The Jerusalem Post has a long, but very good, article on the preparations being made for the construction of the Third Temple by the Temple Institute. If I had an extra couple of hours, I’d enjoy commenting on various statements made. Since I don’t, I’ll simply refer you to the article, which begins:
For centuries Jews have remembered and mourned the destruction of the Temple through traditions such as crushing a glass at weddings or leaving unpainted a patch of wall opposite the entrance to one’s home – each stressing that nothing can be perfect or complete without the Temple.

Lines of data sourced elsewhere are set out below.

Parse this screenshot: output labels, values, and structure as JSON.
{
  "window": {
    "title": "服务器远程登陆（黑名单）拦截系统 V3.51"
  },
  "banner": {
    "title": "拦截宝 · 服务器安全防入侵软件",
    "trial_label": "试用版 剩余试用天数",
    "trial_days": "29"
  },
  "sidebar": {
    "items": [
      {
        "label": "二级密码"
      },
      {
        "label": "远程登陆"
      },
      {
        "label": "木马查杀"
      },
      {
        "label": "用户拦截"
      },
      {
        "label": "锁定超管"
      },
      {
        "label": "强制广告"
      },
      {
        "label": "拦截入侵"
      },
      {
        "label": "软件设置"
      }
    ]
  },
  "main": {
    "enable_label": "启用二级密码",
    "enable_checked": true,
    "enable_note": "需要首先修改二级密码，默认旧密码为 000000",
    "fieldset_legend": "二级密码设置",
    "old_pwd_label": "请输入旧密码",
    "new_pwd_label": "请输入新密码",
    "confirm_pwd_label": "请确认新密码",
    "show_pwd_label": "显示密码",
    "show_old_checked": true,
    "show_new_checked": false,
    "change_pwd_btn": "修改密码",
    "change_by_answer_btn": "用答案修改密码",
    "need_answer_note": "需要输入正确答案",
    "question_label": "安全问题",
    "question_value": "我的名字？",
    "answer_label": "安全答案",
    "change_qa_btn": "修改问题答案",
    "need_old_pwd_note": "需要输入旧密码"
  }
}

Built by Solomon in about 950 BCE and destroyed by the Babylonians in 586 BCE, the Temple was rebuilt about 70 years later but finally razed by the Romans in 70 CE.
Talmud scholar Rabbi Yohanan wrote: “During these times that the Temple is demolished, a person is not allowed to fill his mouth with laughter. This is because the verse [Psalms 126] says, ‘Then our mouths will be filled with laughter,’ and does not say ‘Now our mouths will be filled with laughter.’ And when is ‘then’? ‘Then’ will be when the Third Temple is rebuilt.”

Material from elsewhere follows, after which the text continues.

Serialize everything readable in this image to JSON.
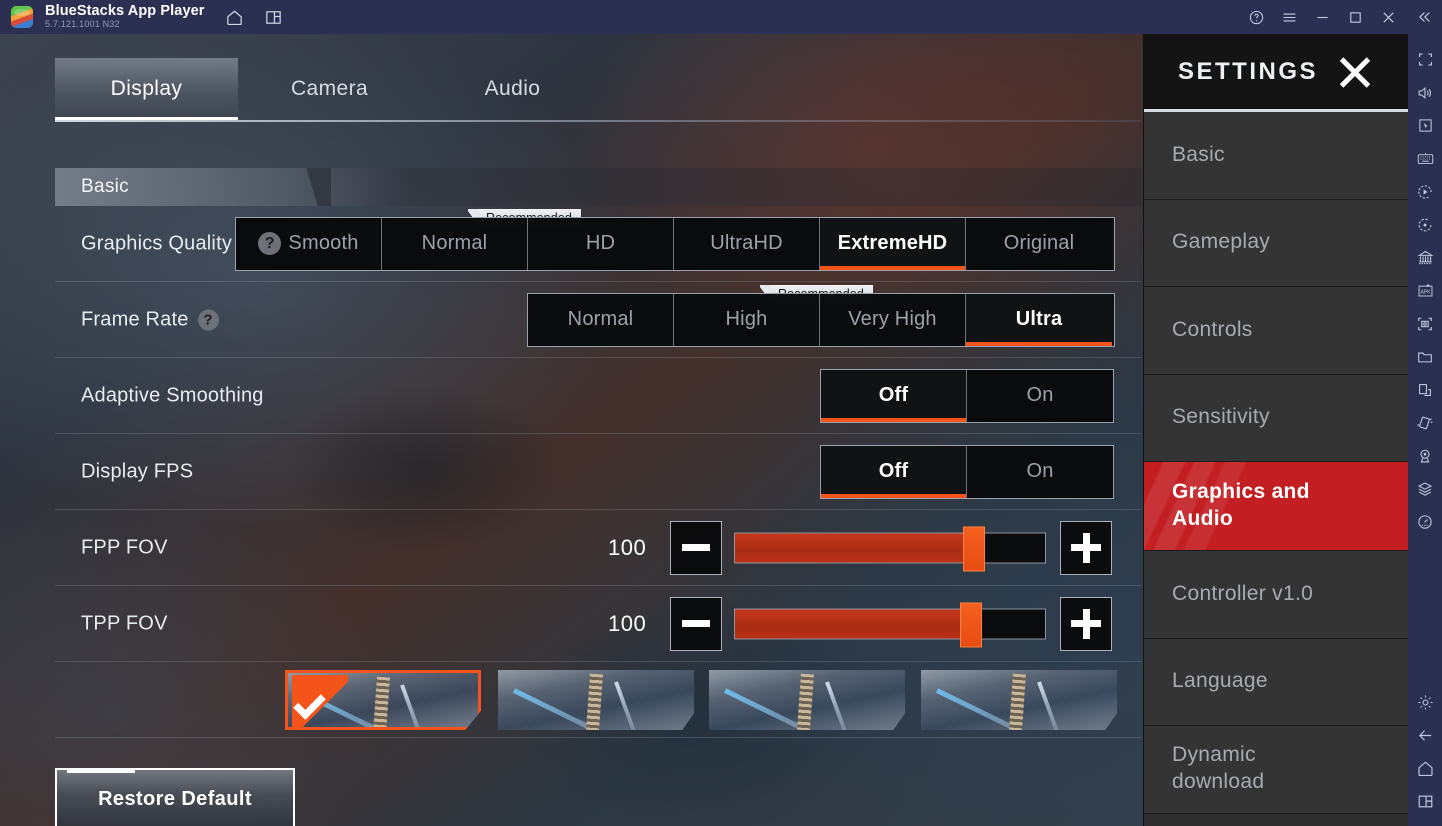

In other words, “Jewish life without the Temple is like fish out of water,” says Rabbi Chaim Richman, head of the international department of the Temple Institute.
An author of 10 books on the Temple, Richman adds: “Do you realize that 202 commandments out of 613 must have the Temple to be fulfilled? Without the Temple, Judaism is a skeleton of what it’s supposed to be.”
To this end, the Temple Institute was founded in 1987 with the explicit goal of rebuilding the Temple. Located in the Jewish Quarter, some 100,000 visitors, about half of them Christian, visit the institute each year to learn about the First and Second Temples and preparations for the Third Temple.
The institute is presently involved in education, research and constructing vessels for use in the longed-for Temple.